If you're this worried about being traced, it's probably best not to disclose your IP address at all https://blog.cloudflare.com/welcome-hidden-resolver/

2 comments

And they would have to hide such a wiretap device from auditors.

Moreover, cloudflare would be in a legal minefield since Mozilla would likely have standing to sue, if cloudflare violates its own terms of service.

Let me be more specific: they might be fined out of existence and/or executives do prison time if they don't comply. They'll also be told to lie to preserve both the collection method and their businesses' success. Read the Lavabit case records to see FBI doing that.
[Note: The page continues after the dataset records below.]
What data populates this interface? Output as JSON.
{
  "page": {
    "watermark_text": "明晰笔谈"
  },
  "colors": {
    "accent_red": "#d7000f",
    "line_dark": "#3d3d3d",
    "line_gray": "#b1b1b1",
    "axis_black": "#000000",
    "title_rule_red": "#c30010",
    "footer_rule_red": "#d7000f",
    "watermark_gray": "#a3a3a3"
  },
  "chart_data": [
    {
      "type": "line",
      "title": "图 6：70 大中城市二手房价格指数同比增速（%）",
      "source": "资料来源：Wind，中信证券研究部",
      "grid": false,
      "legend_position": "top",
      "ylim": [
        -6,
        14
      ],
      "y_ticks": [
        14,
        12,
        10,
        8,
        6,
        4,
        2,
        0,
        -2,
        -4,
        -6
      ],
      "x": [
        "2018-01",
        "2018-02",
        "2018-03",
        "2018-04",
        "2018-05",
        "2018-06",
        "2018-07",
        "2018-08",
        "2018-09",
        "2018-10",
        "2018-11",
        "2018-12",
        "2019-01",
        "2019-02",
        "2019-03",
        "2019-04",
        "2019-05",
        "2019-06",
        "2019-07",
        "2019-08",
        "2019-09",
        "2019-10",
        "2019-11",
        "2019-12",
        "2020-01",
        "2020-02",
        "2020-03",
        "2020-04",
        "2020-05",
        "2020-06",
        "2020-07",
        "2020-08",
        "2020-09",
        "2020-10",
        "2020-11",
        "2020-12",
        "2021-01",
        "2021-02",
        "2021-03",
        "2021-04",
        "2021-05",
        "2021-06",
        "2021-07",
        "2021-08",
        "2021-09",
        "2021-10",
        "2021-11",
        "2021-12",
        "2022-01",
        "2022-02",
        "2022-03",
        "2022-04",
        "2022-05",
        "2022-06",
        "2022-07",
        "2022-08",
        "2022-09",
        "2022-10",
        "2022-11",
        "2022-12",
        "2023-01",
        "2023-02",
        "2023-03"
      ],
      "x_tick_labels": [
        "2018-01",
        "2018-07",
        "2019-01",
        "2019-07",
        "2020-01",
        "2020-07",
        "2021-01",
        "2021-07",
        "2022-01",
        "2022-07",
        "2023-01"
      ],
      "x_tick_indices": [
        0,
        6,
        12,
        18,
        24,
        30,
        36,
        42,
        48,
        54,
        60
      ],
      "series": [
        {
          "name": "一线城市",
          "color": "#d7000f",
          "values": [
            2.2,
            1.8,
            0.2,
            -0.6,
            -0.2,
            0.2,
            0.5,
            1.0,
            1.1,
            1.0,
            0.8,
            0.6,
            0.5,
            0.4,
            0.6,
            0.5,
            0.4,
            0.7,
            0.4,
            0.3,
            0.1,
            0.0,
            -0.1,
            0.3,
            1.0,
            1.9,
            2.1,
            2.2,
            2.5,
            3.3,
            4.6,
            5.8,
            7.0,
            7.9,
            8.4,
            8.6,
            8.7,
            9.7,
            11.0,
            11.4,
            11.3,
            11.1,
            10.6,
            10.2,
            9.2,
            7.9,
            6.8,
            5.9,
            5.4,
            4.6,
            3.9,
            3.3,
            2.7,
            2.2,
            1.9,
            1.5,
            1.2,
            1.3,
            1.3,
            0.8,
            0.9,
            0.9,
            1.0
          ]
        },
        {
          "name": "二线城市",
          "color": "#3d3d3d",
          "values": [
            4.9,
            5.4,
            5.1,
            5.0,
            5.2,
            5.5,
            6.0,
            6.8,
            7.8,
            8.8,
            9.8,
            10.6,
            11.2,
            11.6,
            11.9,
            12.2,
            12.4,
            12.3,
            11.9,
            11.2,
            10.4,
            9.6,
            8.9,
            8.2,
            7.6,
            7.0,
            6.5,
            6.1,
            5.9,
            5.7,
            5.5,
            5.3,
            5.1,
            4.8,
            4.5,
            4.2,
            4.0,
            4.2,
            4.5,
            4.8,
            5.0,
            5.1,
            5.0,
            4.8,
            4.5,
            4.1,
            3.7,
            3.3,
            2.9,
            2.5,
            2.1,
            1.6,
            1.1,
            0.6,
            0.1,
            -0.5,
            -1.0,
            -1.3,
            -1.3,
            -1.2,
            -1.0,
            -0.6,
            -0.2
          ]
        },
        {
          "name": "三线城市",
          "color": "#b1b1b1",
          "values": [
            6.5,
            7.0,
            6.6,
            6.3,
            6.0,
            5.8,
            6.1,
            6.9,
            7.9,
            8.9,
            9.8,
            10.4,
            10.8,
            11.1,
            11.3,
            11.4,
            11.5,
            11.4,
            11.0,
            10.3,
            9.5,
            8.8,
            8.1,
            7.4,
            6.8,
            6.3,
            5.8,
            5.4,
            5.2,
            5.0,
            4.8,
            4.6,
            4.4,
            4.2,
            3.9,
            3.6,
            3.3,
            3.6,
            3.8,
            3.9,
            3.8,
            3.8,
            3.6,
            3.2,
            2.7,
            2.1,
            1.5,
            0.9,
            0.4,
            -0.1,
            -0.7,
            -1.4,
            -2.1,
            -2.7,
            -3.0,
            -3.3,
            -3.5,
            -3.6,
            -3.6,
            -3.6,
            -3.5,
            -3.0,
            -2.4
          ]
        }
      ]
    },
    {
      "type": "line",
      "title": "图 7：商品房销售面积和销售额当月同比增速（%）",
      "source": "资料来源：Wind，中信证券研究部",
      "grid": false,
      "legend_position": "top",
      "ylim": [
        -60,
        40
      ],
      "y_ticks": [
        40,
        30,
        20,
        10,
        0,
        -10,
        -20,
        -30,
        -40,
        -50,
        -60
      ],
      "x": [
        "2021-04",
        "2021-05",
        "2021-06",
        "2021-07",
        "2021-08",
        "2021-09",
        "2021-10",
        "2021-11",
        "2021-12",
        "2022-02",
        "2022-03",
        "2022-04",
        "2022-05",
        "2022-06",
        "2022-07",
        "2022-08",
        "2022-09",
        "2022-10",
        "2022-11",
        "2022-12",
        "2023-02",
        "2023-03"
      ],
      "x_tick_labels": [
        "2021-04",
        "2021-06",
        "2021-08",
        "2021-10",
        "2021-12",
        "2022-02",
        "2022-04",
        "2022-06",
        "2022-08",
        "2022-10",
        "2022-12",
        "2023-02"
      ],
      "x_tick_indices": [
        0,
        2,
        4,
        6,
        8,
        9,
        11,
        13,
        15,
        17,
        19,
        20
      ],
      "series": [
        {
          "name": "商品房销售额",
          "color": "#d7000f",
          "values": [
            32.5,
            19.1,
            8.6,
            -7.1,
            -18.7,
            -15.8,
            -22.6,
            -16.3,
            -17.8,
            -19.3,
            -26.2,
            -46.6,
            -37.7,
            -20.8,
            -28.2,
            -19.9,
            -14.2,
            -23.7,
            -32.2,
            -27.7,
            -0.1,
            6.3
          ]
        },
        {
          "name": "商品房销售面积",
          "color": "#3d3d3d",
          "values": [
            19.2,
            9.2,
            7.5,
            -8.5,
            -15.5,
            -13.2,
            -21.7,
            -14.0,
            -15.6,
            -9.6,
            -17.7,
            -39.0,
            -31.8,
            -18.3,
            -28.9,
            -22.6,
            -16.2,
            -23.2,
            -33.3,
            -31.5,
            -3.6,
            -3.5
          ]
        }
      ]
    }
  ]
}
So, they'd be forced to comply and lie to you about it in that scenario. In such a scenario, faking transparency reports would support the lie and/or do some good showing they're stopping other threats. It's not all or nothing despite forced backdoors.

So, you basically have to believe the US-based company you trust won't take 8-9 digit bribe, will accept bankruptcy, and/or has people who will do time for your privacy. I don't trust anybody running for-profit companies to do that except for maybe Levison. Even he might change after weighing damage he received vs probably no benefit of principled stand. Maybe he'll stay in the fight, too. Who knows. I do know Cloudfare has financial incentives to take massive investments and/or avoid massive losses. Might work against users at some point.

To be clear, Im a big fan of Cloudfare. They're awesome. There's just upper limit of trust since they're profit-motivated operating in a quasi-police state (ie a Dual State).